In June 2020, Italian newspaper Il Reformista published on its website an audio recording in which the now deceased Cassation Court Judge Amadeo Franco said to Berlusconi in a private conversation how sorry he was for having taken part in the 2013 judicial farce which was “steered from above”. He claimed this pressure was applied to him to cassation court’s president Antonio Esposito whose son, who was also a magistrate, and was targeted by a prosecutor’s inquiry for drug possession. Franco was suggesting that Esposito may have been seeking to bring charges against Berlusconi in exchange for leniency for his own son’s case. The 2013 judgment made Berlusconi, the then main opposition leader, ineligible to run for five years.

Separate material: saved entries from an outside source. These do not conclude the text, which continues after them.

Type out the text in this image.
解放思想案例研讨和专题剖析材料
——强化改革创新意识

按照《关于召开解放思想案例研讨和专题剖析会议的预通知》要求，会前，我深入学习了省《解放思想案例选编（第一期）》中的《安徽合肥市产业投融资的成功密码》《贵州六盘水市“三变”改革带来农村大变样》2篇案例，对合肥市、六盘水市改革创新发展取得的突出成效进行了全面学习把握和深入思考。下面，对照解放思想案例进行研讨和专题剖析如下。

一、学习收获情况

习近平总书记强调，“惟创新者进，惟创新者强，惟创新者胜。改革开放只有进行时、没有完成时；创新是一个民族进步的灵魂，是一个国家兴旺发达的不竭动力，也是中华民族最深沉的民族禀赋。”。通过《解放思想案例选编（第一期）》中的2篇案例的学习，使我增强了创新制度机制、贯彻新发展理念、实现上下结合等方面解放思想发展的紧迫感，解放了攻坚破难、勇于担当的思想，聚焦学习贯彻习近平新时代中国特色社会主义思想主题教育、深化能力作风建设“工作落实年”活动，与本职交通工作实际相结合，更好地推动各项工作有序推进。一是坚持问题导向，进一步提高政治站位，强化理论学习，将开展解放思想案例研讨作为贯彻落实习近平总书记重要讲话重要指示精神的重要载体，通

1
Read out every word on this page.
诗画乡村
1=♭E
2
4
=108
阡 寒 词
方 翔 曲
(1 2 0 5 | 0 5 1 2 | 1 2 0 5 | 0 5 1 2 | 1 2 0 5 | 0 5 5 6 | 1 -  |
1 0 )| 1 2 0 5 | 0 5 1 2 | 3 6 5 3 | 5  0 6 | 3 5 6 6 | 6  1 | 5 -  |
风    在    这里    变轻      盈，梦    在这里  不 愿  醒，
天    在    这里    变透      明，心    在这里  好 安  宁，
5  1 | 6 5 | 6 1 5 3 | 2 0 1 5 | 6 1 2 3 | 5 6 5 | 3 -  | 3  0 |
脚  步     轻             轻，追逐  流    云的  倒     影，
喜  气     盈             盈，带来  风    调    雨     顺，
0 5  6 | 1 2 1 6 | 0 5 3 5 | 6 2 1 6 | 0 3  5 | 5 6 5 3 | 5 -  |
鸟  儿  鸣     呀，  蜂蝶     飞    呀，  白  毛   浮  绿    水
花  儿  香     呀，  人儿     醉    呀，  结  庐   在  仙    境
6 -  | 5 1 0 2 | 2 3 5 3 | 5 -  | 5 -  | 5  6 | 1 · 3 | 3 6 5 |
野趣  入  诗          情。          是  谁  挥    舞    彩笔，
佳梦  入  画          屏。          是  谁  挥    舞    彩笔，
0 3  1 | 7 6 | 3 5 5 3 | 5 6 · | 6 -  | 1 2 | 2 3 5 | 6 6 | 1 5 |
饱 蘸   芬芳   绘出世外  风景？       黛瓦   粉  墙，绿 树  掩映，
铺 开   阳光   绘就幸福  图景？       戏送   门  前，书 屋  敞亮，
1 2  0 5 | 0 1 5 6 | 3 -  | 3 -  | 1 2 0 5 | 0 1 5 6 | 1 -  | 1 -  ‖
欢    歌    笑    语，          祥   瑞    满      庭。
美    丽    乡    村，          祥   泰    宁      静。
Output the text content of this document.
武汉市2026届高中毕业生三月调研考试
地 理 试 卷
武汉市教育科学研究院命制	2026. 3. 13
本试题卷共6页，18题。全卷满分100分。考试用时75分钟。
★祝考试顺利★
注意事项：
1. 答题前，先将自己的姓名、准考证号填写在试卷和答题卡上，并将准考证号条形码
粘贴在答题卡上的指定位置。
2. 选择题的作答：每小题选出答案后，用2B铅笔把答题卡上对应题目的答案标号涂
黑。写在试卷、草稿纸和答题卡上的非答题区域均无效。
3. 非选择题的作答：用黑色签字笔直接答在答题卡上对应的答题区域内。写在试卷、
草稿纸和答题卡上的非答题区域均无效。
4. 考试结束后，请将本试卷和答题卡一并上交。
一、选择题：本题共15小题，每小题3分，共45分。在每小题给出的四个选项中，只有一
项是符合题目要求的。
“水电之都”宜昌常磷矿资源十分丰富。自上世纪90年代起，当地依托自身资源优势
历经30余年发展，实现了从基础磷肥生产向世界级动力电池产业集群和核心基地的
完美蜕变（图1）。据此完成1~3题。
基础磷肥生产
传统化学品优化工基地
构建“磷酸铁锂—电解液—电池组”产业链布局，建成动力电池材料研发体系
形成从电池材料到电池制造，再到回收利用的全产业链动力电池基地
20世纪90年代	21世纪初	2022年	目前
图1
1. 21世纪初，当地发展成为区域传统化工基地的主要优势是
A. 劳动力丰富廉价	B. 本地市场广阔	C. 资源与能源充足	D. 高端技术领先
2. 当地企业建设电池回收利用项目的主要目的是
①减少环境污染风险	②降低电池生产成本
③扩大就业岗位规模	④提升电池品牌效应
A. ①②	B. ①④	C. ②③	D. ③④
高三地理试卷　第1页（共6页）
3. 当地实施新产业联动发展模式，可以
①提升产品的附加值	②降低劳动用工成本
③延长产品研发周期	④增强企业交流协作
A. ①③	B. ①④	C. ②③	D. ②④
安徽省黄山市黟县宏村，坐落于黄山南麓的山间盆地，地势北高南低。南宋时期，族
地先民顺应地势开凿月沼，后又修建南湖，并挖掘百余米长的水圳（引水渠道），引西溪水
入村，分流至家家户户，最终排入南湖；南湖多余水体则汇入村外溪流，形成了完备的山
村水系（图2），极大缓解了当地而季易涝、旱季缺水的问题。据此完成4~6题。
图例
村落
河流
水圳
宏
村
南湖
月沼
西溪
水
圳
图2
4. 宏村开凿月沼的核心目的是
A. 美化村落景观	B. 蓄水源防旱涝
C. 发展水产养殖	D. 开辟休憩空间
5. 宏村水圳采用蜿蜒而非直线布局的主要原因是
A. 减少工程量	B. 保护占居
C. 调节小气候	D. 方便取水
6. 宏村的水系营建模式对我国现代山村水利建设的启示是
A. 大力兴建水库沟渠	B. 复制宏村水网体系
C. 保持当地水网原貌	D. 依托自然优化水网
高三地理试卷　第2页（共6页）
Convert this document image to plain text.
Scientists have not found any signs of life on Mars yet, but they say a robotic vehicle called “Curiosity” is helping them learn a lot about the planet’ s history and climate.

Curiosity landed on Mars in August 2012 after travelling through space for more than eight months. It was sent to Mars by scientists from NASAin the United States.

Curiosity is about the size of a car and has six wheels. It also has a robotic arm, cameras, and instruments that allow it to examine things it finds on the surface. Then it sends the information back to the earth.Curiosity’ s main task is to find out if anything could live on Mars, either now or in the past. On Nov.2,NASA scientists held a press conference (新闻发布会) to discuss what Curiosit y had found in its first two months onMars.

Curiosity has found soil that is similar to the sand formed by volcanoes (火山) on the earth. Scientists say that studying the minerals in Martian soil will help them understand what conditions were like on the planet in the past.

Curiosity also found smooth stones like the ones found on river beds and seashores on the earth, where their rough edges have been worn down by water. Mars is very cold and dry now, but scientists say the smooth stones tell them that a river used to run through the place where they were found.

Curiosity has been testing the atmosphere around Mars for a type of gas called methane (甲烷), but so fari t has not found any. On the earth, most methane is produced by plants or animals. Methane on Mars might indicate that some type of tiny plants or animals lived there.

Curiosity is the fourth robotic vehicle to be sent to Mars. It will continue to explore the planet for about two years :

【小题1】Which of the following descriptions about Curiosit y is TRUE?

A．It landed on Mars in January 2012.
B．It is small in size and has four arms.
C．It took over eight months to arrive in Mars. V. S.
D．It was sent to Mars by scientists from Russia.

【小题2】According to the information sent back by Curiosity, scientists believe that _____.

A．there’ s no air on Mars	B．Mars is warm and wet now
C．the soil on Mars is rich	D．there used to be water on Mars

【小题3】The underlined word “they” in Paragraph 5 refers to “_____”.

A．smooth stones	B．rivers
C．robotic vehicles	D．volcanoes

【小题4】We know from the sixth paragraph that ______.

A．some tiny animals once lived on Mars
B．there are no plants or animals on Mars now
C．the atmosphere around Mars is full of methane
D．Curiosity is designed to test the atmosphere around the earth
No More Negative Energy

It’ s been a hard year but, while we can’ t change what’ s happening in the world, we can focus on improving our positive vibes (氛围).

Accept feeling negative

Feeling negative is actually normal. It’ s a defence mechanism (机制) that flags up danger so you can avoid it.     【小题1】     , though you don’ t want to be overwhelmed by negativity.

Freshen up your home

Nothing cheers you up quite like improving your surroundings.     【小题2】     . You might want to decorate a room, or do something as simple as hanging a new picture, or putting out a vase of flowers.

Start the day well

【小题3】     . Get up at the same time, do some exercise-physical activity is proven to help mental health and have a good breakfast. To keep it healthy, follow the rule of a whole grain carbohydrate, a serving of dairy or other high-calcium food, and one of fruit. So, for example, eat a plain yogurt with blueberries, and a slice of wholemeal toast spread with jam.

Antonio Tajani, who was president of the European Parliament until July 2019 and is a leading member of Berlusoni’s Forza Italia party, reacted to the leaked recording by calling Berlusconi’s 2013 conviction a judicial coup against Italian democracy. Berlusconi has filed a complaint against the Italian state in the European Court of Human Rights.

Surprisingly, while the European Commission has been very active in fighting Poland’s reforms of the judiciary on the grounds that those reforms could make the judicial system too political and not independent enough from the executive and legislative powers, in the case of Italy, where there have been proven cases of successful efforts by the Left to eliminate political opponents with the help of politicized, left-leaning judges and prosecutors, the same European Commission has failed to react.

This is yet another illustration of the Commission’s double standard when it comes to monitoring the rule of law in EU member states.